The decline of the life insurance pension plan
Yet, in recent years, this private-pension plan has lost a big part of its appeal and the life insurance pension plan is no longer the dominating institution that it once was. The reason for this is that this form of insurance is no longer tax-free.
Before the pension reforms of 2005, the payout of the life insurance pension plan was completely tax-free. Just like the state pension of that time. And contracts made before this date are indeed still under this very beneficial regulation. But new ones have no possibility to enjoy this benefit. They still have a lower tax burden than most other options, but they no longer are completely exempt.
The other reason for its decline are the interest rates of the last years. As a pension insurance, it was always very dependent on an expectable income through interest rates and investments with fixed rates. Investing in the stock market was unusual or even completely impossible. As a result, the low interstates made the life insurance pension plan a rather uninteresting investment.
While it still has it use, most people today tend to choose other kinds of pension insurance. Like the state sponsored alternatives, Rürup, Riester and BAV. Or even the younger brother of the endowment insurance, the capital-based pension insurance.
The capital based private-pension plan
The capital-based pension plan is an evolution of the life insurance. An origin that can be seen in the fact that the responsible departments in the insurance companies are still named after the life insurance, and they share the legal regulations with their predecessor.
The basics of pension insurance
The basic principle is the same. One pays into the contract, once or regularly, and receives the return at the end of the term. Either as a single sum or as an annuity. However, this type of pension insurance usually does not include a special death benefit for the surviving dependents, but instead concentrates exclusively on providing retirement security.
The decisive factor, however, is that the contributions can be used freely according to the wishes of the investor. It is thus possible to invest the money on the stock market and acquire shares or ETF. It is a form of investment that involves more risk than fixed-interest life insurance, but is less dependent on interest rates and offers basic protection against inflation.

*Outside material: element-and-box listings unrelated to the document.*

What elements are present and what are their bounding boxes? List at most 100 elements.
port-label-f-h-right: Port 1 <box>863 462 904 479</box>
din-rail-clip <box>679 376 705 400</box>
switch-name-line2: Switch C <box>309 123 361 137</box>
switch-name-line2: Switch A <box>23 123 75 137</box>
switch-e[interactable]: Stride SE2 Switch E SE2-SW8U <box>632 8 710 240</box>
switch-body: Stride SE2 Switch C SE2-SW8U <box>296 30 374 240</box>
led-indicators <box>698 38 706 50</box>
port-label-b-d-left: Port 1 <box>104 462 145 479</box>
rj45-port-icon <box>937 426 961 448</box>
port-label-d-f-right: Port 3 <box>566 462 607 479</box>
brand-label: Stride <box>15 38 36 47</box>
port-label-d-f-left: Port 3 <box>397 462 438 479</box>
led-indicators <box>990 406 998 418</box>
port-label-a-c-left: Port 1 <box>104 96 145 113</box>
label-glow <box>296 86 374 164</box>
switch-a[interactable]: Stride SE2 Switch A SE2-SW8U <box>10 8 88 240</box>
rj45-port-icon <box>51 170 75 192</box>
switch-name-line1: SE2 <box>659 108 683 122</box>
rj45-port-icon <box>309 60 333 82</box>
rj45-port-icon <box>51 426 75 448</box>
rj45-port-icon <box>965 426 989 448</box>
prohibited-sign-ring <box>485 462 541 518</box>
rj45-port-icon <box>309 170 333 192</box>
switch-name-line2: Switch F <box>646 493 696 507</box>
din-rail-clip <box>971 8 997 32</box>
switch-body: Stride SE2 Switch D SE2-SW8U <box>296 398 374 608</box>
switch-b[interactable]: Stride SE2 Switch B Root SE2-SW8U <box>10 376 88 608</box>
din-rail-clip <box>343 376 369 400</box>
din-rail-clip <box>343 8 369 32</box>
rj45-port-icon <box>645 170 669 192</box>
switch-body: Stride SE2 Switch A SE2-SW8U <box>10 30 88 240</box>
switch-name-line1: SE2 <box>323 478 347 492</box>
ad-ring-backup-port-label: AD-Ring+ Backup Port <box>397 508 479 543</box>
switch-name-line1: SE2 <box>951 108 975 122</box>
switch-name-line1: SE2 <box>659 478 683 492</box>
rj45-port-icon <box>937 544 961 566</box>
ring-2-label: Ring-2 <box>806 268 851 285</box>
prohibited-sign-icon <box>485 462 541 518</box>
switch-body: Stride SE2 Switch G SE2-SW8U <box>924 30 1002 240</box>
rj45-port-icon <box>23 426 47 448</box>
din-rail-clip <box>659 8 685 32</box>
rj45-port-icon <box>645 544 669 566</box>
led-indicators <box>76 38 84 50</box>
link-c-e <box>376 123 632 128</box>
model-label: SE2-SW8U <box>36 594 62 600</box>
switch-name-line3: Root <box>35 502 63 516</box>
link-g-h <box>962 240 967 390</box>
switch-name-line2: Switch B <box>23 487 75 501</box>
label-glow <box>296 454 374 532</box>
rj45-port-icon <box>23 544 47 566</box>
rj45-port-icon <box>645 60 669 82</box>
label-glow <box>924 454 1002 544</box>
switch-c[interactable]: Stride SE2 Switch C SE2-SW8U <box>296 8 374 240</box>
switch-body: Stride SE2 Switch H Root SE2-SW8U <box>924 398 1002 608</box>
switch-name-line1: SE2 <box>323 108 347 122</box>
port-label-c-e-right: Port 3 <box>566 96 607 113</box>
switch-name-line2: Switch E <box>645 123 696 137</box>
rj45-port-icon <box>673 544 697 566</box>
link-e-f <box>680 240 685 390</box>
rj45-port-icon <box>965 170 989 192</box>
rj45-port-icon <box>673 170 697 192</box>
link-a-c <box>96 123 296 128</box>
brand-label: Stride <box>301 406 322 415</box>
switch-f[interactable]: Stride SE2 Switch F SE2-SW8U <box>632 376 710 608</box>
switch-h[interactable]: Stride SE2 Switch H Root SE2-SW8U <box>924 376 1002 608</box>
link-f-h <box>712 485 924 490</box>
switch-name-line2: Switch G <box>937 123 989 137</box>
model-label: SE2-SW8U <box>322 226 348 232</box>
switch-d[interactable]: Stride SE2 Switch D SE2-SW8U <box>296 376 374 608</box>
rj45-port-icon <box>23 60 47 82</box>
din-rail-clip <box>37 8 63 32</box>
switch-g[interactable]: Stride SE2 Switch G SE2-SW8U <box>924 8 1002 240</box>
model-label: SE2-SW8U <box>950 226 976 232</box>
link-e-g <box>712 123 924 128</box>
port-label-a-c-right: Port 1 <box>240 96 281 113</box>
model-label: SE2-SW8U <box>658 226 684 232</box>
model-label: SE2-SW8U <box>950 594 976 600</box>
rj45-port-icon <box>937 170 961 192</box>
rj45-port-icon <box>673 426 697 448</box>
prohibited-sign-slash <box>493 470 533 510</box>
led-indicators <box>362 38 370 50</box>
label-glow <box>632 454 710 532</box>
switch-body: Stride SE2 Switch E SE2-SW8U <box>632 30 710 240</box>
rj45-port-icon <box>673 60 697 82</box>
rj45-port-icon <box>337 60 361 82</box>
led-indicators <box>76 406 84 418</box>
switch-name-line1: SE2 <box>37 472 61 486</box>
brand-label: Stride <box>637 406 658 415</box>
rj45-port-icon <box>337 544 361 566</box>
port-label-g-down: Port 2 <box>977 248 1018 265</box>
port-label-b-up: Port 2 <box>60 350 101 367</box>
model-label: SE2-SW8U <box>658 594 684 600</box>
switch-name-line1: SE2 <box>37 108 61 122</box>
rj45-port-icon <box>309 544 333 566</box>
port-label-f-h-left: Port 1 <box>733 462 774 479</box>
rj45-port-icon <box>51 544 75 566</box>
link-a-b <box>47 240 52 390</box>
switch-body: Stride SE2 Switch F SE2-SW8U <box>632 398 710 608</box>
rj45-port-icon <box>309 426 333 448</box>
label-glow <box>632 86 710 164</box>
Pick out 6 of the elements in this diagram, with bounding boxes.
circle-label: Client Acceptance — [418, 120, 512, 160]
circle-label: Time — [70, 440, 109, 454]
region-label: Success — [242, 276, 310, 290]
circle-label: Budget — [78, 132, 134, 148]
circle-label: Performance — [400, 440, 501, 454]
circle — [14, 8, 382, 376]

It also benefits from a lower tax burden in old age. This is due in part to the 12/62 rule. This means that after the 62nd birthday and a 12-year contract term, one also receives an advantage in the case of a lump-sum payment. Only half of this has to be taxed at the personal tax rate, which is an enormous advantage. But a recurring annuity also benefits from such rules. In general, the tax burden for this form of pension insurance is about half as high as the one for a stand-alone investment and far below that for a state-subsidized pension.
International private pension plan
A private pension is also of particular interest to those who would like to spend their retirement in another country. Since the private pension is built up from already taxed money, there are practically no problems when withdrawing abroad. Especially for an unattached and mobile lifestyle, this should be the first choice for a private-pension plan.